Hoffnung auf eine baldige Freilassung der ehemaligen ukrainischen Regierungschefin ist gering

Berlin/Kiew. Im Fall der früheren ukrainischen Regierungschefin Julia Timoschenko gibt es neue Bewegung: Die 51-Jährige, die an einem schweren Bandscheibenvorfall leidet, will sich nach offiziellen Angaben auf Rat deutscher Ärzte nun doch in ihrer Heimat behandeln lassen. Timoschenko, die sich seit zwei Wochen im Hungerstreik befindet, wurde am Freitag in der Haft erneut von deutschen Ärzten untersucht. Der Chef der Berliner Charité-Klinik, Karl Max Einhäupl, machte sich ein Bild von Timoschenkos Gesundheitszustand. Begleitet wurde er von deutschen Diplomaten.

Einhäupl gab keine Stellungnahme ab. Nach Angaben von Timoschenkos Tochter Jewgenija hat sich ihr Befinden in den vergangenen Tagen jedoch weiter verschlechtert. Das Auswärtige Amt nannte ihren Zustand "besorgniserregend". "Hier Lösungen zu erreichen ist kompliziert und wird auch sicherlich noch einige Zeit in Anspruch nehmen", sagte Sprecher Andreas Peschke.

Die ukrainische Justiz wies unterdessen Vorwürfe von Julia Timoschenko zurück, dass im Gefängnis in Charkow Gewalt gegen sie angewendet worden sei. Gerichtsmediziner seien zum Schluss gekommen, dass die Blutergüsse am Körper der Oppositionsführerin nicht am 20. April bei einem erzwungenen Transport in eine Klinik entstanden sein könnten. Das sagte Generalstaatsanwalt Viktor Pschonka. Er deutete an, dass sich die 51-Jährige die Verletzungen selbst beigebracht haben könnte. Sie hatte aus der Zelle heraus Fotos der Blutergüsse veröffentlichen lassen und die Behörden für die Verletzungen verantwortlich gemacht.

Weiterhin offen ist, ob Kanzlerin Angela Merkel (CDU) oder andere Minister zur bevorstehenden Fußball-EM in die Ukraine reisen werden. Vize-Regierungssprecher Georg Streiter bekräftigte, dies werde "relativ kurzfristig" entschieden. Die EU-Kommission hatte entschieden, EM-Spielen in der Ukraine fernzubleiben. "Im Übrigen geht es der Bundeskanzlerin nicht um Frau Timoschenko allein", sagte Streiter weiter. "Sondern die Bundesregierung hat den Eindruck, dass die Ukraine das Strafrecht missbraucht, um Oppositionelle kaltzustellen." Rechtsstaatlichkeit sei aber eine "Grundvoraussetzung" für eine Annäherung an die EU.

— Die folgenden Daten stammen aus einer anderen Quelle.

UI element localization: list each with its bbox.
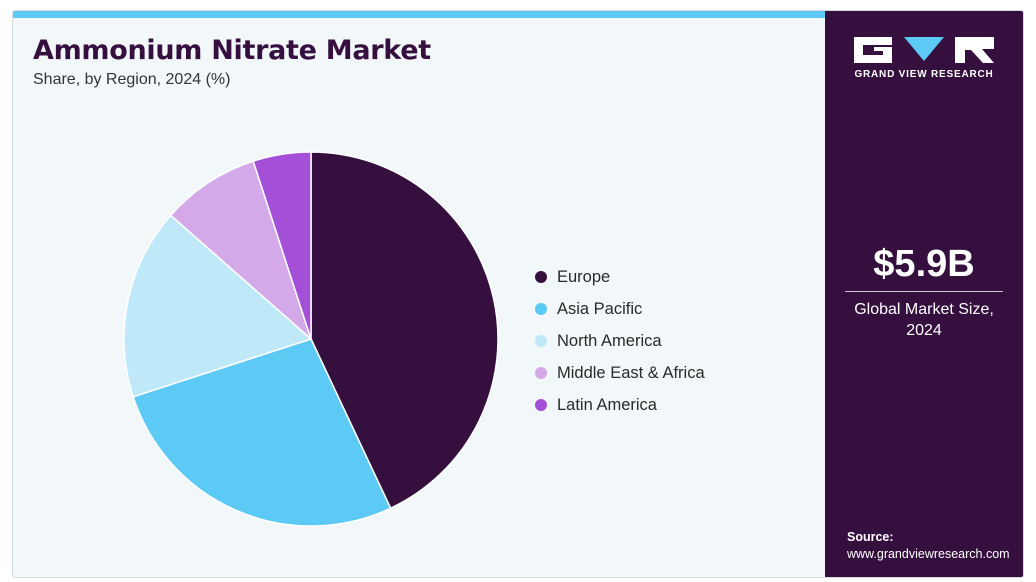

Timoschenko, Gegnerin von Präsident Viktor Janukowitsch, war im vergangenen Jahr in einem umstrittenen Prozess wegen Amtsmissbrauchs zu sieben Jahren Haft verurteilt worden. Wegen des Vorgehens gegen Oppositionelle hat die Europäische Union (EU) auch die geplante Unterzeichnung des Assoziierungsabkommens mit der Ukraine auf Eis gelegt. Der Vizepräsident der Partei von Präsident Janukowitsch drohte Deutschland deshalb mit wirtschaftlichen Folgen. Die Ukraine ist mit einem Volumen von 7,2 Milliarden Euro für die Bundesrepublik der wichtigste osteuropäische Handelspartner hinter Russland.